Authorities across Europe are continuing to search for those responsible for the Nov. 13 attacks in the French capital that left 130 people dead and hundreds more wounded. Belgian prosecutors said police raided another five properties in the Brussels area Wednesday morning and detained two people for questioning regarding the terrorist attacks. The raids targeted people who could have a link to fugitive Mohamed Abrini as well as Ahmed Dahmani, who was arrested in Turkey. Abrini was seen in a car with Dahmani and another fugitive -- Salah Abdeslam -- at a service station on the motorway to Paris two days before the attacks.
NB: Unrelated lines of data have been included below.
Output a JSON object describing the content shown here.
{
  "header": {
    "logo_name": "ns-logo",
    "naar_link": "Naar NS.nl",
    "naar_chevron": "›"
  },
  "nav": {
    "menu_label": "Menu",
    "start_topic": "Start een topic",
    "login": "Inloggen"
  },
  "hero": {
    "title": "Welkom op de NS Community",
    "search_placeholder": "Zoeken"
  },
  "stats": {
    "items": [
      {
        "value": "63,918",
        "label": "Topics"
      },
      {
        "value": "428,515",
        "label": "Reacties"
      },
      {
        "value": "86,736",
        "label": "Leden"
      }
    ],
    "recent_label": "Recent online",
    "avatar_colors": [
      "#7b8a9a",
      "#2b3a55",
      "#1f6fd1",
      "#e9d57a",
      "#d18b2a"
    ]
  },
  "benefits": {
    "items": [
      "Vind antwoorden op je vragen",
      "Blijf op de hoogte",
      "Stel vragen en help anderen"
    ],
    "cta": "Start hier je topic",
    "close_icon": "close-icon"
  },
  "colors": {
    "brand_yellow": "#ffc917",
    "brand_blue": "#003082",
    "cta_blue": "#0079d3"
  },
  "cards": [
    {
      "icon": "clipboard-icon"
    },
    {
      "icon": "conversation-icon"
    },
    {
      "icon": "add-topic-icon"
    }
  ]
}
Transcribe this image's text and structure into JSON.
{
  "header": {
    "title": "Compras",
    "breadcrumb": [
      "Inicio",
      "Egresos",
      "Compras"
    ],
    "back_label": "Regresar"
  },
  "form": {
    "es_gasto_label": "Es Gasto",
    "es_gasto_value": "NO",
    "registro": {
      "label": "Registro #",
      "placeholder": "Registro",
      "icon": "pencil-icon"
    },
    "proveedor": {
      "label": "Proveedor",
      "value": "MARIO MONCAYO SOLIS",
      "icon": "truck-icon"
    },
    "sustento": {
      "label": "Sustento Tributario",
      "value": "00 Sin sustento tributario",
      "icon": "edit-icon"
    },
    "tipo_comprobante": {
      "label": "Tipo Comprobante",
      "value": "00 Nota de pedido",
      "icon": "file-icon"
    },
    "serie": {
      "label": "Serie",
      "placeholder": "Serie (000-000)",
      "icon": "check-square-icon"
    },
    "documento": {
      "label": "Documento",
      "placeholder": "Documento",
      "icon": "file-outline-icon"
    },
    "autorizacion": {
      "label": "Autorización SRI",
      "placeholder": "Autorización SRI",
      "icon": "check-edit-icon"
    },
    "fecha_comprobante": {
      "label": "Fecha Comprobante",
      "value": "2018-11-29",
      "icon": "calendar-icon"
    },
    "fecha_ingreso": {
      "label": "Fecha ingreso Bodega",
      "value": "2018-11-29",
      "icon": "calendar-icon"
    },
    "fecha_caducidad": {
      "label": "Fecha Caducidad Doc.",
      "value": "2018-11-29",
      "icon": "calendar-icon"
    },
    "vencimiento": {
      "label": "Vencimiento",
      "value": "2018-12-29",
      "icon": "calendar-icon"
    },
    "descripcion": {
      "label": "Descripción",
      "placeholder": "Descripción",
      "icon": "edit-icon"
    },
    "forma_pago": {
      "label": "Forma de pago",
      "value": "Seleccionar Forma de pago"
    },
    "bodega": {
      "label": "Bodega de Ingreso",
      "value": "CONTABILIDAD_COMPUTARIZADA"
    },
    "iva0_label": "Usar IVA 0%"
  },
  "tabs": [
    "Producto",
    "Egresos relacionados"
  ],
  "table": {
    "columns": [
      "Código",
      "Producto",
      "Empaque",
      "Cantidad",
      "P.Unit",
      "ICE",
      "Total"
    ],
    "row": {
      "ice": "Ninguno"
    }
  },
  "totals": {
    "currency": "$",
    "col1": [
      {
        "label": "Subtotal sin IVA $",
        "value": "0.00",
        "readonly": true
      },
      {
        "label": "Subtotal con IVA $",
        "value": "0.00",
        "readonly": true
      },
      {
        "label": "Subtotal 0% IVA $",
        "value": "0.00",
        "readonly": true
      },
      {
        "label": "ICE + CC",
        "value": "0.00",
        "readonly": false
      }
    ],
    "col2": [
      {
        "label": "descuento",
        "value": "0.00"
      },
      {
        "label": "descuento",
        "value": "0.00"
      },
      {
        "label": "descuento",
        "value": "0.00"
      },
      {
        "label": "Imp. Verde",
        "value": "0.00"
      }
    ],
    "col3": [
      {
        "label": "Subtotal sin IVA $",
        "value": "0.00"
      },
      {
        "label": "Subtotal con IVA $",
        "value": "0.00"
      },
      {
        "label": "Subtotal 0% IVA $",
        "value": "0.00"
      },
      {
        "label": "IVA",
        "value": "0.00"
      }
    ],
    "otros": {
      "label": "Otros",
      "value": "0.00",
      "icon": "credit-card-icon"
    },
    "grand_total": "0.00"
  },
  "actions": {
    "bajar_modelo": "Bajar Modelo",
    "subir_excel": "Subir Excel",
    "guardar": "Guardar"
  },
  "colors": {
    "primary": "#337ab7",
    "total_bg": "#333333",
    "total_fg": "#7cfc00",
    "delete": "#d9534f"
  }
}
None of Wednesday’s detainees have been charged, according to the Associated Press.

Meanwhile, French police arrested two people outside Paris Tuesday. One of them was a 25-year-old man suspected of being an intermediary to Jawad Bendaoud, the only man charged in connection with the Nov. 13 attacks in the capital. Bendaoud was handed preliminary charges last month for providing a hideout to Abdelhamid Abaaoud, the alleged architect of the attacks. The man, who was arrested in his home in Malakoff, had also been in contact with Abaaoud’s cousin, Hasna Aitboulahcen, who was killed in a police raid Nov. 18. French police also arrested a woman Tuesday who was described as the man’s partner, according to AP.

The Islamic State group, also known as ISIS or ISIL, quickly claimed responsibility for the Paris attacks. The trial for the terrorist organization’s top alleged recruiter and ranking member, Salim Benghalem, is set to take place in Paris this week. The court proceedings will be conducted in absentia, as Benghalem is believed to be in Syria. Benghalem is alleged to have recruited some of the more than 1,500 French citizens who have fled to Syria to join ISIS or other militant groups, making France the country that has produced more foreign fighters than any other in Europe. Five other operatives accused of participating in the alleged recruiter’s terror network will also stand trial in the French capital.

French Prime Minister Manuel Valls told radio station Europe 1 on Tuesday that more than 2,000 police raids have been conducted since the deadly attacks in Paris. Police forces have also made 210 arrests and confiscated 300 weapons.